Quicktime now lets you view a movie in fullscreen with everything else blacked out.
And of course you can drop movies in ~/Movies, hit command-esc, and watch via Front Row.
John, have you tried Front Row yet?
xander
It’s true you already have final cut pro, that you also have a serial number for quicktime, but you must serialize quicktime separately. There is a sheet that comes with Final Cut that has stickers with serial numbers, a set for Final Cut, and a set for Quicktime. Qicktime pro is very handy to convert between formats, quicker than sending it through final cut or another editing program. You can even edit in Quicktime pro, but not recommended.
Alot of people don’t want you to download their content so they disable the download option for the movie, but with the safari method, and the methods BillyK’s link describes, allow you to get around that.
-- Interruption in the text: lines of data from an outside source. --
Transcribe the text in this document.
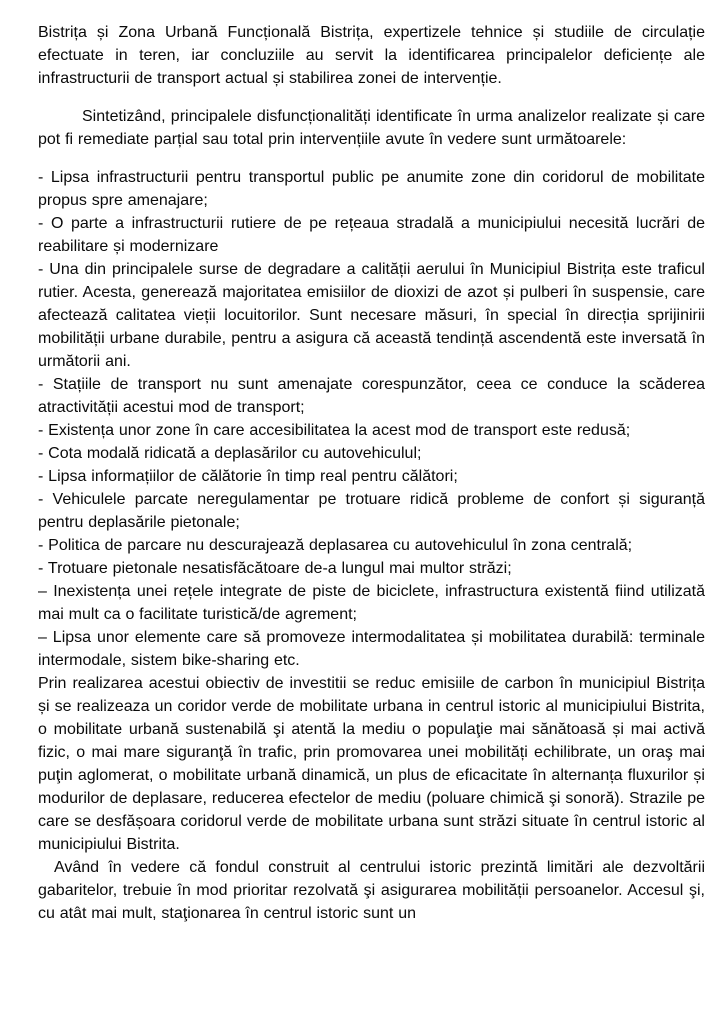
Bistrița și Zona Urbană Funcțională Bistrița, expertizele tehnice și studiile de circulație efectuate in teren, iar concluziile au servit la identificarea principalelor deficiențe ale infrastructurii de transport actual și stabilirea zonei de intervenție.

Sintetizând, principalele disfuncționalități identificate în urma analizelor realizate și care pot fi remediate parțial sau total prin intervențiile avute în vedere sunt următoarele:

- Lipsa infrastructurii pentru transportul public pe anumite zone din coridorul de mobilitate propus spre amenajare;

- O parte a infrastructurii rutiere de pe rețeaua stradală a municipiului necesită lucrări de reabilitare și modernizare

- Una din principalele surse de degradare a calității aerului în Municipiul Bistrița este traficul rutier. Acesta, generează majoritatea emisiilor de dioxizi de azot și pulberi în suspensie, care afectează calitatea vieții locuitorilor. Sunt necesare măsuri, în special în direcția sprijinirii mobilității urbane durabile, pentru a asigura că această tendință ascendentă este inversată în următorii ani.

- Stațiile de transport nu sunt amenajate corespunzător, ceea ce conduce la scăderea atractivității acestui mod de transport;

- Existența unor zone în care accesibilitatea la acest mod de transport este redusă;

- Cota modală ridicată a deplasărilor cu autovehiculul;

- Lipsa informațiilor de călătorie în timp real pentru călători;

- Vehiculele parcate neregulamentar pe trotuare ridică probleme de confort și siguranță pentru deplasările pietonale;

- Politica de parcare nu descurajează deplasarea cu autovehiculul în zona centrală;

- Trotuare pietonale nesatisfăcătoare de-a lungul mai multor străzi;

– Inexistența unei rețele integrate de piste de biciclete, infrastructura existentă fiind utilizată mai mult ca o facilitate turistică/de agrement;

– Lipsa unor elemente care să promoveze intermodalitatea și mobilitatea durabilă: terminale intermodale, sistem bike-sharing etc.

Prin realizarea acestui obiectiv de investitii se reduc emisiile de carbon în municipiul Bistrița și se realizeaza un coridor verde de mobilitate urbana in centrul istoric al municipiului Bistrita, o mobilitate urbană sustenabilă şi atentă la mediu o populaţie mai sănătoasă și mai activă fizic, o mai mare siguranţă în trafic, prin promovarea unei mobilități echilibrate, un oraş mai puţin aglomerat, o mobilitate urbană dinamică, un plus de eficacitate în alternanța fluxurilor și modurilor de deplasare, reducerea efectelor de mediu (poluare chimică şi sonoră). Strazile pe care se desfășoara coridorul verde de mobilitate urbana sunt străzi situate în centrul istoric al municipiului Bistrita.

Având în vedere că fondul construit al centrului istoric prezintă limitări ale dezvoltării gabaritelor, trebuie în mod prioritar rezolvată şi asigurarea mobilității persoanelor. Accesul şi, cu atât mai mult, staţionarea în centrul istoric sunt un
The activity monitor is just a window in safari that let’s you see what safari is downloading, which enables you to see the DIRECT link to the quicktime movie being download into safari’s browser. (you can look through your cache but it is easier to just copy and paste it from the activity monitor to the download window.)this works for any file, a picture, a flash movie (.flv, which is the format you tube uses) or an avi, etc…
Walker
Hold down the control key while you click. That is the one-button-Mac equivalent of a Windows “right click”. When you do this on a hyperlink, image, or movie, this will bring up a pop-up menu like right click does in windows. This menu will give you an option to download.
Jon H
“. That is the one-button-Mac equivalent of a Windows “right click”. ”
I believe John’s Mac would have come with the current mouse, which effectively has multiple buttons (left, right, the scroll ball on top, and, I think, squeezing).
It may be necessary to go into System Preferences and set up the mouse to make it use all the buttons.